Write down some of the limitations of using GDP as an index of welfare of a country.
Answer:

  1. National income figures do not reflect the size of the country’s population, etc. If the national income of the country is increasing, even then, the level of welfare can be lowered, if the population is growing at a much faster rate.
  2. There may be a higher national income due to the concentration of some resources in the country. For example, due to abundant sources of oil, many Arab countries have high national income, but most of their population is lagging behind.
  3. National income is not an account for the price level. People can earn, but due to high prices, they are not able to maintain high level of life. The national income is obviously an insufficient index to this extent.

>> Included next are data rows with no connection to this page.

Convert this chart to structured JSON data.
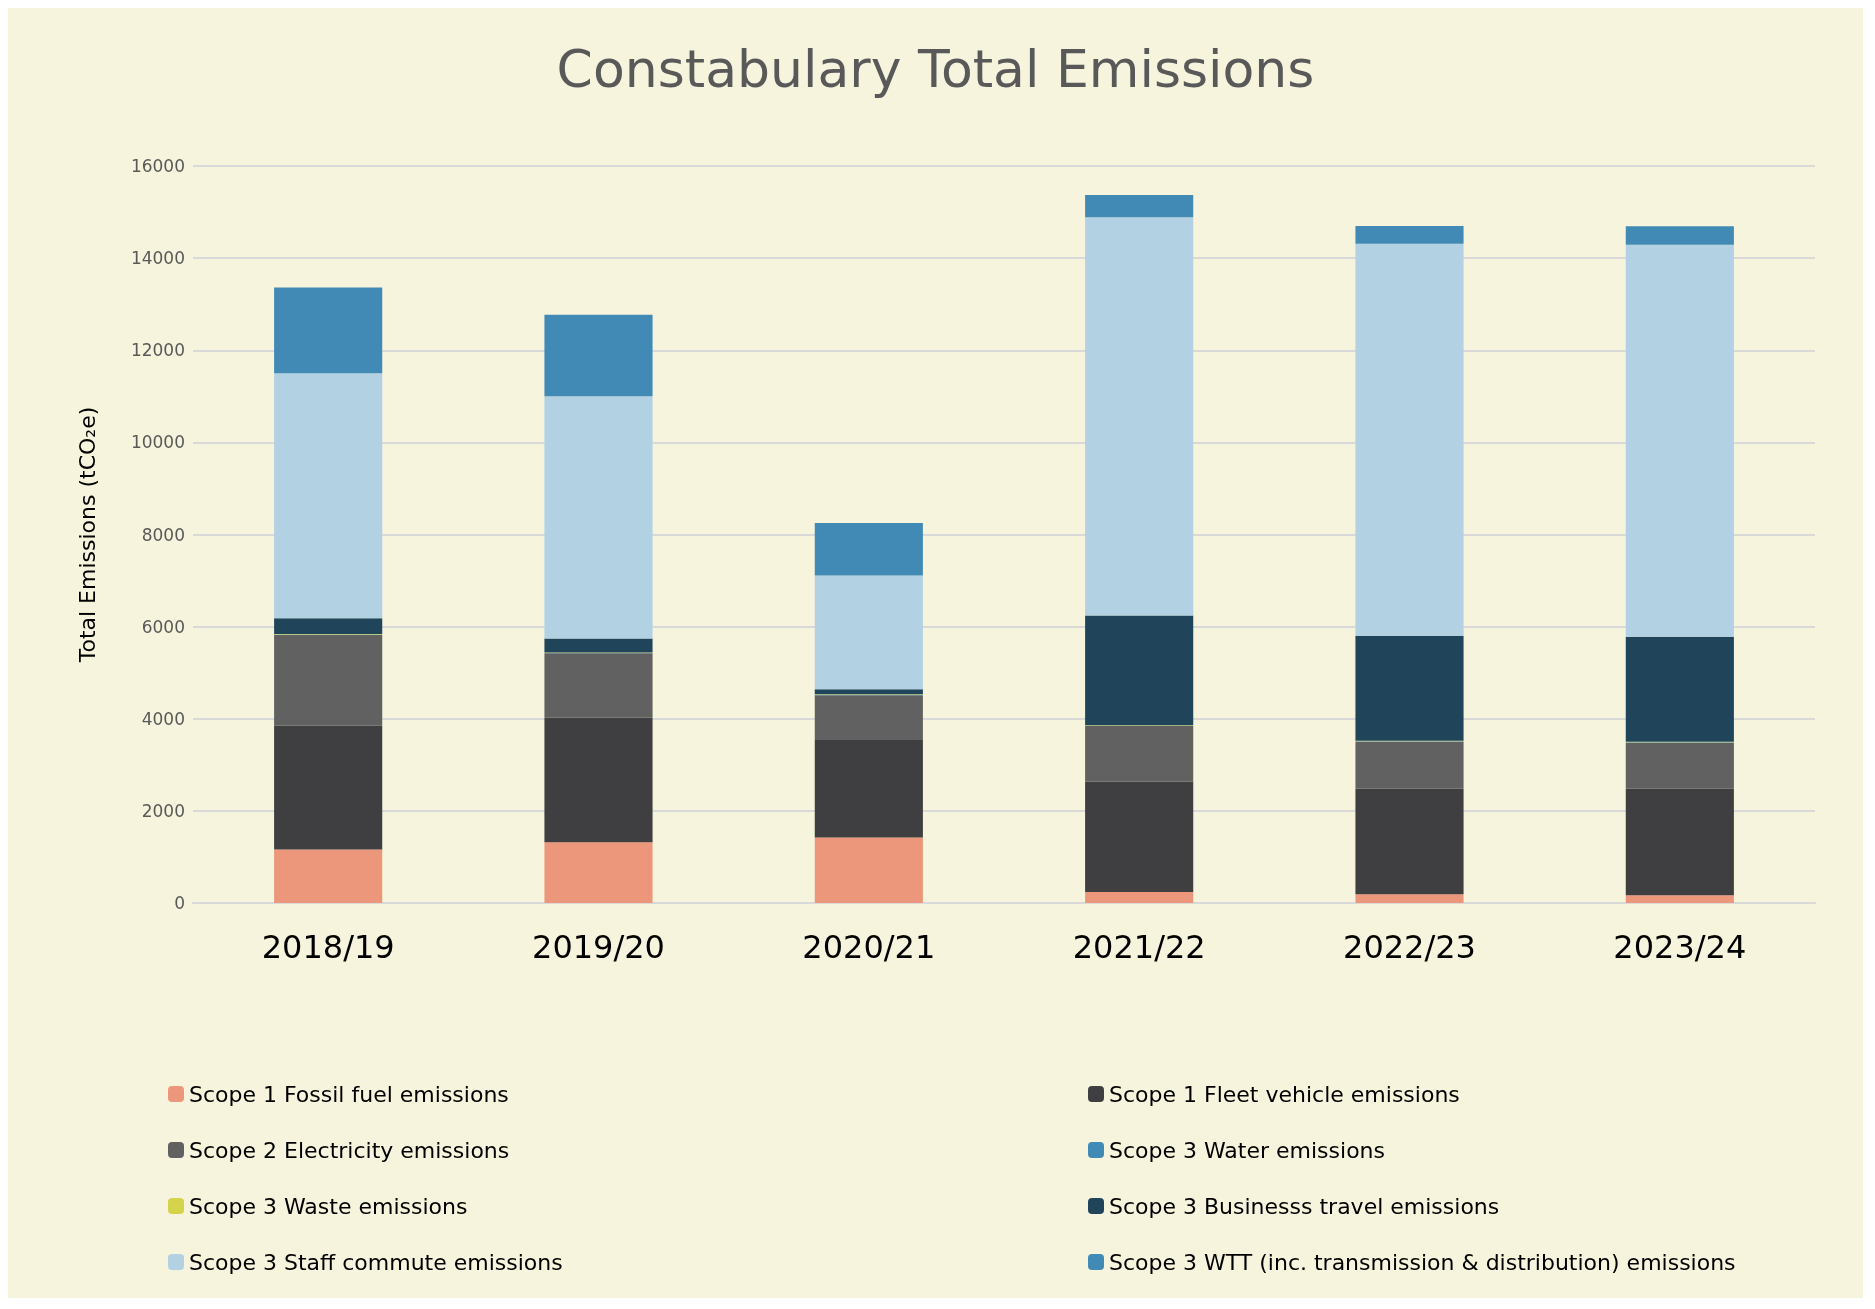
{
  "chart_data": {
    "type": "bar",
    "title": "Constabulary Total Emissions",
    "ylabel": "Total Emissions (tCO₂e)",
    "stacked": true,
    "categories": [
      "2018/19",
      "2019/20",
      "2020/21",
      "2021/22",
      "2022/23",
      "2023/24"
    ],
    "series": [
      {
        "name": "Scope 1 Fossil fuel emissions",
        "color": "#ec977b",
        "values": [
          1160,
          1320,
          1420,
          240,
          190,
          170
        ]
      },
      {
        "name": "Scope 1 Fleet vehicle emissions",
        "color": "#3f3f41",
        "values": [
          2690,
          2700,
          2120,
          2390,
          2290,
          2310
        ]
      },
      {
        "name": "Scope 2 Electricity emissions",
        "color": "#616161",
        "values": [
          1970,
          1400,
          970,
          1210,
          1020,
          1000
        ]
      },
      {
        "name": "Scope 3 Water emissions",
        "color": "#418ab5",
        "values": [
          10,
          10,
          10,
          10,
          10,
          10
        ]
      },
      {
        "name": "Scope 3 Waste emissions",
        "color": "#d4d44a",
        "values": [
          10,
          10,
          10,
          10,
          10,
          10
        ]
      },
      {
        "name": "Scope 3 Businesss travel emissions",
        "color": "#20455a",
        "values": [
          340,
          300,
          110,
          2380,
          2280,
          2280
        ]
      },
      {
        "name": "Scope 3 Staff commute emissions",
        "color": "#b2d1e3",
        "values": [
          5320,
          5260,
          2470,
          8650,
          8510,
          8510
        ]
      },
      {
        "name": "Scope 3 WTT (inc. transmission & distribution) emissions",
        "color": "#418ab5",
        "values": [
          1860,
          1770,
          1140,
          480,
          390,
          400
        ]
      }
    ],
    "ylim": [
      0,
      16000
    ],
    "yticks": [
      0,
      2000,
      4000,
      6000,
      8000,
      10000,
      12000,
      14000,
      16000
    ],
    "grid": "y",
    "legend": "bottom"
  }
}
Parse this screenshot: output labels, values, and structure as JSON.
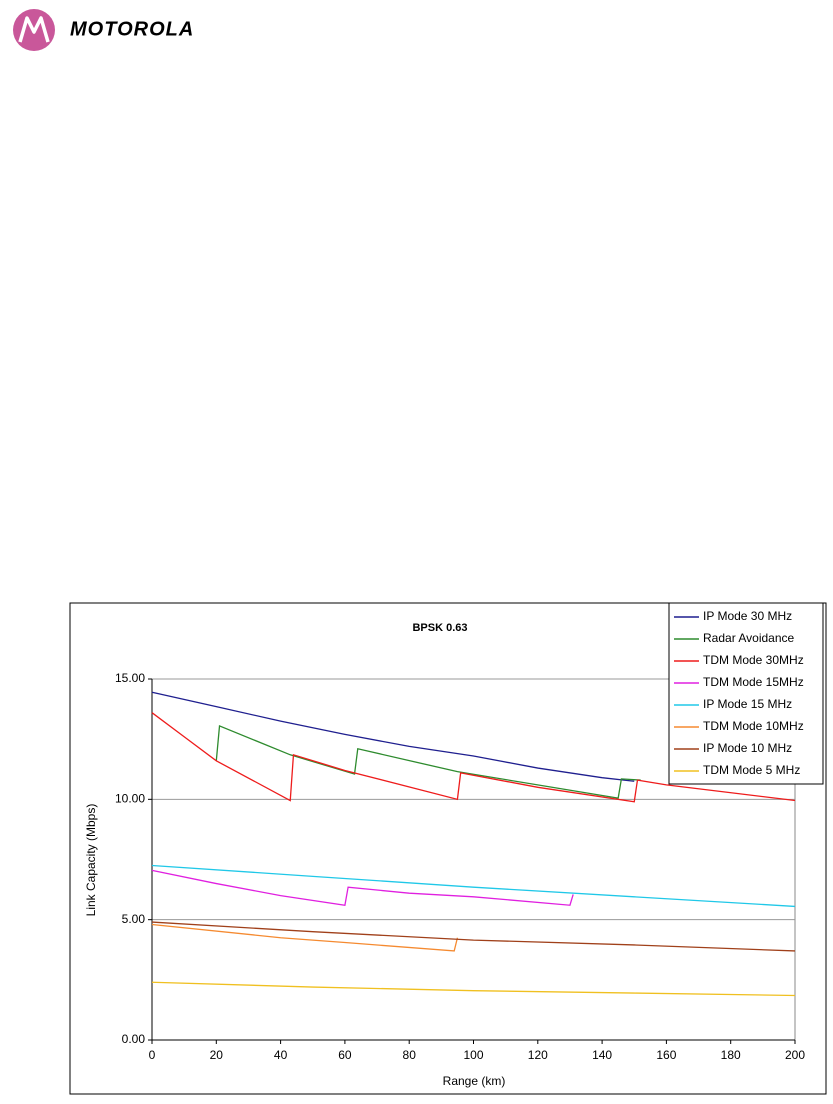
{
  "header": {
    "logo_text": "MOTOROLA"
  },
  "chart_data": {
    "type": "line",
    "title": "BPSK 0.63",
    "x_label": "Range (km)",
    "y_label": "Link Capacity (Mbps)",
    "xlim": [
      0,
      200
    ],
    "xticks": [
      0,
      20,
      40,
      60,
      80,
      100,
      120,
      140,
      160,
      180,
      200
    ],
    "ylim": [
      0,
      15
    ],
    "yticks": [
      {
        "value": 0,
        "label": "0.00"
      },
      {
        "value": 5,
        "label": "5.00"
      },
      {
        "value": 10,
        "label": "10.00"
      },
      {
        "value": 15,
        "label": "15.00"
      }
    ],
    "grid": true,
    "legend": "upper right",
    "series": [
      {
        "name": "IP Mode 30 MHz",
        "color": "#1f1f8f",
        "x": [
          0,
          20,
          40,
          60,
          80,
          100,
          120,
          140,
          150
        ],
        "values": [
          14.45,
          13.85,
          13.25,
          12.7,
          12.2,
          11.8,
          11.3,
          10.9,
          10.75
        ]
      },
      {
        "name": "Radar Avoidance",
        "color": "#2e8b2e",
        "x": [
          20,
          21,
          43,
          63,
          64,
          95,
          145,
          146,
          152
        ],
        "values": [
          11.6,
          13.05,
          11.85,
          11.05,
          12.1,
          11.15,
          10.05,
          10.85,
          10.8
        ]
      },
      {
        "name": "TDM Mode 30MHz",
        "color": "#ee1c1c",
        "x": [
          0,
          10,
          20,
          43,
          44,
          60,
          95,
          96,
          120,
          150,
          151,
          160,
          200
        ],
        "values": [
          13.6,
          12.6,
          11.6,
          9.95,
          11.85,
          11.2,
          10.0,
          11.1,
          10.5,
          9.9,
          10.8,
          10.6,
          9.95
        ]
      },
      {
        "name": "TDM Mode 15MHz",
        "color": "#e020e0",
        "x": [
          0,
          20,
          40,
          60,
          61,
          80,
          100,
          130,
          131
        ],
        "values": [
          7.05,
          6.5,
          6.0,
          5.6,
          6.35,
          6.1,
          5.95,
          5.6,
          6.05
        ]
      },
      {
        "name": "IP Mode 15 MHz",
        "color": "#20c8e8",
        "x": [
          0,
          50,
          100,
          150,
          200
        ],
        "values": [
          7.25,
          6.8,
          6.35,
          5.95,
          5.55
        ]
      },
      {
        "name": "TDM Mode 10MHz",
        "color": "#f58a30",
        "x": [
          0,
          40,
          60,
          94,
          95
        ],
        "values": [
          4.8,
          4.25,
          4.05,
          3.7,
          4.25
        ]
      },
      {
        "name": "IP Mode 10 MHz",
        "color": "#a0401a",
        "x": [
          0,
          50,
          100,
          150,
          200
        ],
        "values": [
          4.9,
          4.5,
          4.15,
          3.95,
          3.7
        ]
      },
      {
        "name": "TDM Mode 5 MHz",
        "color": "#f0c020",
        "x": [
          0,
          50,
          100,
          150,
          200
        ],
        "values": [
          2.4,
          2.2,
          2.05,
          1.95,
          1.85
        ]
      }
    ]
  }
}
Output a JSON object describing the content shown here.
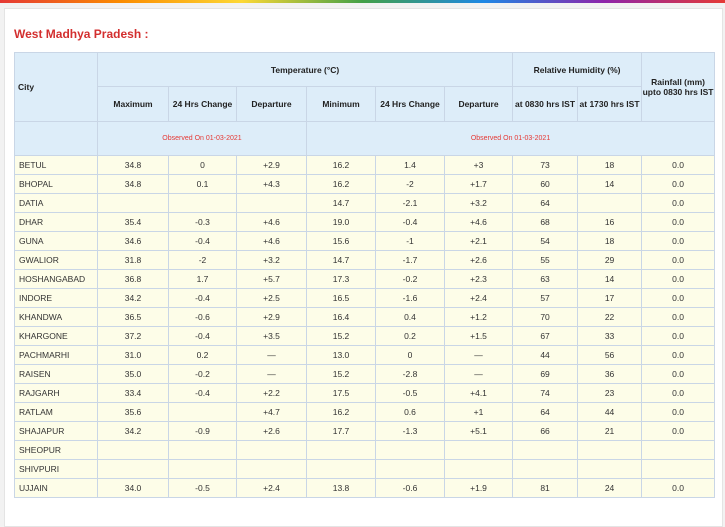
{
  "region_title": "West Madhya Pradesh :",
  "headers": {
    "city": "City",
    "temperature": "Temperature (°C)",
    "relative_humidity": "Relative Humidity (%)",
    "rainfall": "Rainfall (mm) upto 0830 hrs IST",
    "maximum": "Maximum",
    "change_24h": "24 Hrs Change",
    "departure": "Departure",
    "minimum": "Minimum",
    "rh_0830": "at 0830 hrs IST",
    "rh_1730": "at 1730 hrs IST",
    "observed_max": "Observed On 01-03-2021",
    "observed_min": "Observed On 01-03-2021"
  },
  "rows": [
    {
      "city": "BETUL",
      "max": "34.8",
      "max_change": "0",
      "max_dep": "+2.9",
      "min": "16.2",
      "min_change": "1.4",
      "min_dep": "+3",
      "rh_0830": "73",
      "rh_1730": "18",
      "rain": "0.0"
    },
    {
      "city": "BHOPAL",
      "max": "34.8",
      "max_change": "0.1",
      "max_dep": "+4.3",
      "min": "16.2",
      "min_change": "-2",
      "min_dep": "+1.7",
      "rh_0830": "60",
      "rh_1730": "14",
      "rain": "0.0"
    },
    {
      "city": "DATIA",
      "max": "",
      "max_change": "",
      "max_dep": "",
      "min": "14.7",
      "min_change": "-2.1",
      "min_dep": "+3.2",
      "rh_0830": "64",
      "rh_1730": "",
      "rain": "0.0"
    },
    {
      "city": "DHAR",
      "max": "35.4",
      "max_change": "-0.3",
      "max_dep": "+4.6",
      "min": "19.0",
      "min_change": "-0.4",
      "min_dep": "+4.6",
      "rh_0830": "68",
      "rh_1730": "16",
      "rain": "0.0"
    },
    {
      "city": "GUNA",
      "max": "34.6",
      "max_change": "-0.4",
      "max_dep": "+4.6",
      "min": "15.6",
      "min_change": "-1",
      "min_dep": "+2.1",
      "rh_0830": "54",
      "rh_1730": "18",
      "rain": "0.0"
    },
    {
      "city": "GWALIOR",
      "max": "31.8",
      "max_change": "-2",
      "max_dep": "+3.2",
      "min": "14.7",
      "min_change": "-1.7",
      "min_dep": "+2.6",
      "rh_0830": "55",
      "rh_1730": "29",
      "rain": "0.0"
    },
    {
      "city": "HOSHANGABAD",
      "max": "36.8",
      "max_change": "1.7",
      "max_dep": "+5.7",
      "min": "17.3",
      "min_change": "-0.2",
      "min_dep": "+2.3",
      "rh_0830": "63",
      "rh_1730": "14",
      "rain": "0.0"
    },
    {
      "city": "INDORE",
      "max": "34.2",
      "max_change": "-0.4",
      "max_dep": "+2.5",
      "min": "16.5",
      "min_change": "-1.6",
      "min_dep": "+2.4",
      "rh_0830": "57",
      "rh_1730": "17",
      "rain": "0.0"
    },
    {
      "city": "KHANDWA",
      "max": "36.5",
      "max_change": "-0.6",
      "max_dep": "+2.9",
      "min": "16.4",
      "min_change": "0.4",
      "min_dep": "+1.2",
      "rh_0830": "70",
      "rh_1730": "22",
      "rain": "0.0"
    },
    {
      "city": "KHARGONE",
      "max": "37.2",
      "max_change": "-0.4",
      "max_dep": "+3.5",
      "min": "15.2",
      "min_change": "0.2",
      "min_dep": "+1.5",
      "rh_0830": "67",
      "rh_1730": "33",
      "rain": "0.0"
    },
    {
      "city": "PACHMARHI",
      "max": "31.0",
      "max_change": "0.2",
      "max_dep": "—",
      "min": "13.0",
      "min_change": "0",
      "min_dep": "—",
      "rh_0830": "44",
      "rh_1730": "56",
      "rain": "0.0"
    },
    {
      "city": "RAISEN",
      "max": "35.0",
      "max_change": "-0.2",
      "max_dep": "—",
      "min": "15.2",
      "min_change": "-2.8",
      "min_dep": "—",
      "rh_0830": "69",
      "rh_1730": "36",
      "rain": "0.0"
    },
    {
      "city": "RAJGARH",
      "max": "33.4",
      "max_change": "-0.4",
      "max_dep": "+2.2",
      "min": "17.5",
      "min_change": "-0.5",
      "min_dep": "+4.1",
      "rh_0830": "74",
      "rh_1730": "23",
      "rain": "0.0"
    },
    {
      "city": "RATLAM",
      "max": "35.6",
      "max_change": "",
      "max_dep": "+4.7",
      "min": "16.2",
      "min_change": "0.6",
      "min_dep": "+1",
      "rh_0830": "64",
      "rh_1730": "44",
      "rain": "0.0"
    },
    {
      "city": "SHAJAPUR",
      "max": "34.2",
      "max_change": "-0.9",
      "max_dep": "+2.6",
      "min": "17.7",
      "min_change": "-1.3",
      "min_dep": "+5.1",
      "rh_0830": "66",
      "rh_1730": "21",
      "rain": "0.0"
    },
    {
      "city": "SHEOPUR",
      "max": "",
      "max_change": "",
      "max_dep": "",
      "min": "",
      "min_change": "",
      "min_dep": "",
      "rh_0830": "",
      "rh_1730": "",
      "rain": ""
    },
    {
      "city": "SHIVPURI",
      "max": "",
      "max_change": "",
      "max_dep": "",
      "min": "",
      "min_change": "",
      "min_dep": "",
      "rh_0830": "",
      "rh_1730": "",
      "rain": ""
    },
    {
      "city": "UJJAIN",
      "max": "34.0",
      "max_change": "-0.5",
      "max_dep": "+2.4",
      "min": "13.8",
      "min_change": "-0.6",
      "min_dep": "+1.9",
      "rh_0830": "81",
      "rh_1730": "24",
      "rain": "0.0"
    }
  ]
}
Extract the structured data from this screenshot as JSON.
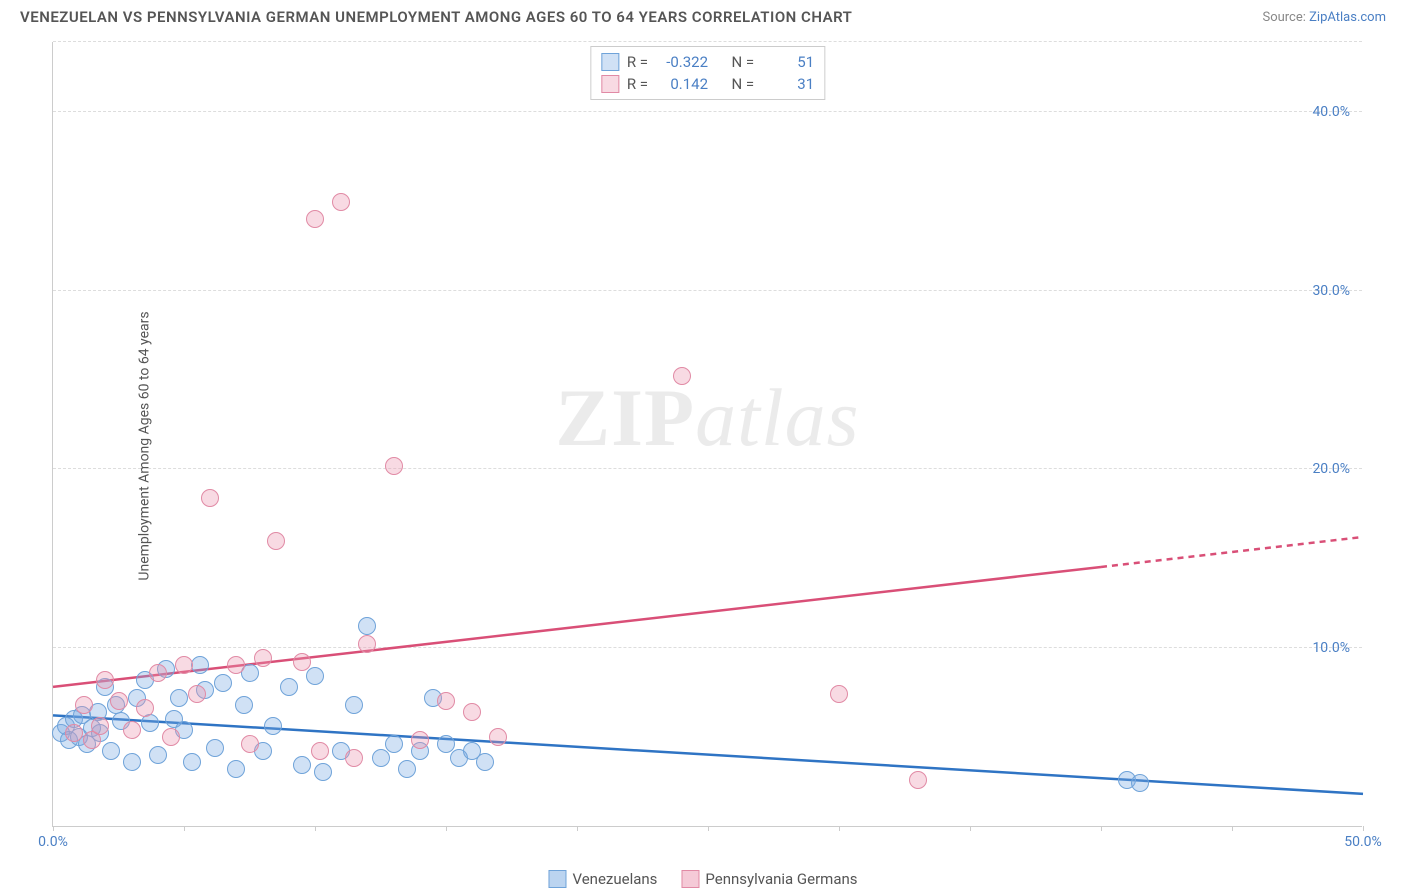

  4. Higher national income of the country can be due to some very rich businessmen like Ambani, Tata, etc. In such a situation, some people say that 20% of will have a great life, while 80% of people will continue to struggle because they only have to give 20% of GNP.
  5. National income in the country also does not indicate the level of employment. People will not be in a position to enjoy a high level of life if the unemployment level is very high in the economy.
  6. National income also does not consider the structure of manufactured goods. If the goods produced in a country include protective goods such as radars, war planes, etc., then higher national income will not increase welfare.
  7. Increase in national income will lead to industrialization and urbanization which will increase the problem of air, water and noise pollution. This, in turn, causes environmental degradation, which greatly harms the welfare of the society. Thus, GDP is not directly related to economic welfare, and an increase in GDP does not necessarily reflect this growth in the economic prosperity of the people.